Bette Midler recently reflected on one of the biggest regrets of her career: Her short-lived family sitcom Bette, which only lasted a single season on CBS.

The sitcom starred Midler as a successful singer and mother to 13-year-old Rose, played by a young Lindsay Lohan who was fresh off The Parent Trap.

Midler revealed during a recent episode of David Duchovny‘s Fail Better podcast that she first began to notice red flags when Lohan suddenly dropped out of the show after filming the pilot.

“After the pilot, Lindsay Lohan decided she didn’t want to do it, or she had other fish to fry,” Midler recalled. “So Lindsay Lohan left the building and I said, well, now what do you do?
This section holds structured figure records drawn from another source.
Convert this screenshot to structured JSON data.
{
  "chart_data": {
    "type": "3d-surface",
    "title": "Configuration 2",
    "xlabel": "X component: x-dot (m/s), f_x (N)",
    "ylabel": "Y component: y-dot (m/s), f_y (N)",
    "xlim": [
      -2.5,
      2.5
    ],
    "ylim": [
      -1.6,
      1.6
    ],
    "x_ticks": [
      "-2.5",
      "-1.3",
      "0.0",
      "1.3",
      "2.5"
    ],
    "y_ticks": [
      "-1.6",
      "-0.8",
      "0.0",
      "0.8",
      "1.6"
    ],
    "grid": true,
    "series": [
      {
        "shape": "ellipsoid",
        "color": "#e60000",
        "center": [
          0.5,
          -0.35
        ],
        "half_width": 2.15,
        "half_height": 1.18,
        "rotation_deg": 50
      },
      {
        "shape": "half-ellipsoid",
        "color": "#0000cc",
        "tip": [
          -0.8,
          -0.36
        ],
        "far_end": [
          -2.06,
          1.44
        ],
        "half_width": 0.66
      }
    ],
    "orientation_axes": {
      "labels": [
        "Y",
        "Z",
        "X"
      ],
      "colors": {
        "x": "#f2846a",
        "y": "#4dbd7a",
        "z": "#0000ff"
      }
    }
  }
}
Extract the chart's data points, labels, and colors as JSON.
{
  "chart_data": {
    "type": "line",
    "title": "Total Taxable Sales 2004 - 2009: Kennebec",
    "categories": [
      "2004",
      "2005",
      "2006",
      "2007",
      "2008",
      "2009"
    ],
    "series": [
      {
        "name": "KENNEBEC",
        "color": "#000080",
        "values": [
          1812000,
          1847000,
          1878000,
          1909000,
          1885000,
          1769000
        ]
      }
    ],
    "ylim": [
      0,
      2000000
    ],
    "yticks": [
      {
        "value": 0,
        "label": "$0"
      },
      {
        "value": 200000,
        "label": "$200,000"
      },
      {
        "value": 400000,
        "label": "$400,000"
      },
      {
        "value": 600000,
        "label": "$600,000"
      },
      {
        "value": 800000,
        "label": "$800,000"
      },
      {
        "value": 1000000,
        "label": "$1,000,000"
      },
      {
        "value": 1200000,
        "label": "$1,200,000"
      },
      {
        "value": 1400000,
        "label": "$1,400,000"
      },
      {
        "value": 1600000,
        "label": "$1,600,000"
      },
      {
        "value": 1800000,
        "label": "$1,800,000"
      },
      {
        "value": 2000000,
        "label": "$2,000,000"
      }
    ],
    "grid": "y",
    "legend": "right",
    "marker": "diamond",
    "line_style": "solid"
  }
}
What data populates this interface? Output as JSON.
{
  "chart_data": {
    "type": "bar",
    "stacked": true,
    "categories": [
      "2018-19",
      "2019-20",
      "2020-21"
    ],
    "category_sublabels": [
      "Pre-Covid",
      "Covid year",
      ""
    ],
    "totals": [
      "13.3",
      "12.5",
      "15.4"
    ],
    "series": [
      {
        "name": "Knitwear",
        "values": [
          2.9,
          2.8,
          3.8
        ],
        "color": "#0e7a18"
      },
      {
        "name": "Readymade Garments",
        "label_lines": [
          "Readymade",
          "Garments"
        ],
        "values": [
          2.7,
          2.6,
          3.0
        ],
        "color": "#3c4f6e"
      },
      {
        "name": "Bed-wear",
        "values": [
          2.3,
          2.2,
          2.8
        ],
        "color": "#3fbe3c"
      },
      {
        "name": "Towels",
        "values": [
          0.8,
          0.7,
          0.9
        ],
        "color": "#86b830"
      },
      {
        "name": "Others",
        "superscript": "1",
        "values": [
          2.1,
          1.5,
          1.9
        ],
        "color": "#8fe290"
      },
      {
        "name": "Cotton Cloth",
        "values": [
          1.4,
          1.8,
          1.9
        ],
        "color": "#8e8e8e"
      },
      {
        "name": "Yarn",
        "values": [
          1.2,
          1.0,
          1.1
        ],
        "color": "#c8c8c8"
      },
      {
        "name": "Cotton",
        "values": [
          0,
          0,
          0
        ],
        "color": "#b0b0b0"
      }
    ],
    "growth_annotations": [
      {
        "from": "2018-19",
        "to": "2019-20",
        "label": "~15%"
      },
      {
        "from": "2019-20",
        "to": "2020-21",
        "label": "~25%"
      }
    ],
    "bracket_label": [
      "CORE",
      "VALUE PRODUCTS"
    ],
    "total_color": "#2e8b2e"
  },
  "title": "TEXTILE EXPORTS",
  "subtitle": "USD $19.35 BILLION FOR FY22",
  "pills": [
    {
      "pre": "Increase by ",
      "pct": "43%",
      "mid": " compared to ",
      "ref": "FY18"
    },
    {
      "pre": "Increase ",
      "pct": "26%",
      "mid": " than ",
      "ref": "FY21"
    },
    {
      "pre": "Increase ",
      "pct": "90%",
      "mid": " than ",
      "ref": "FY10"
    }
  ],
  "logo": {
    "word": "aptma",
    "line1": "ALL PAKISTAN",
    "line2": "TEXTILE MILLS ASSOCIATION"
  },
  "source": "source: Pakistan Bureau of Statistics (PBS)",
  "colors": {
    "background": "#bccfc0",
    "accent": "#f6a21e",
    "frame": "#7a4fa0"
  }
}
And the studio didn’t help me. It was extremely chaotic.”

It remains unclear why Lohan exited the series. That same year, she starred in an episode of The Wonderful World of Disney. Her next project wasn’t until 2002 when she led the TV movie Get a Clue.

She continued, “If I had been in my right mind, or if I had known that my part of my duties were to stand up and say, ‘This absolutely will not do, I’m going to sue,’ then I would have done that. But I seem to have been cosseted in some way that I couldn’t get to the writer’s room. I couldn’t speak to the showrunner. I couldn’t make myself clear.”

Lohan’s reps did not return Decider’s request for comment by time of publication.

Midler complained that “no one bothered” to guide her through starring and making a sitcom.

“I had made theatrical live events. I had made films. I had made variety television shows. I had been on talk shows. But I had never done a situation comedy. I didn’t realize what the pace was. And I didn’t understand what the hierarchy was. And no one bothered to tell me,” she said.

She felt like she had been “kicked to the curb immediately.”

“Because I was so green, I didn’t understand what my options were, what choices I could have made to improve my situation. I didn’t know that I could have taken charge,” she added.

She later admitted that she was “thrilled” when Bette was canceled after just one season in 2001. Per Variety, the show consisted of 18 episodes, two of which did not air on CBS.

Filming Bette was a “big, big, big mistake,” she said, “for several reasons. It was the wrong motivation. It was a part of the media I simply did not understand. I watched it. I appreciated it. I enjoyed it, but I didn’t know what it meant to make it.”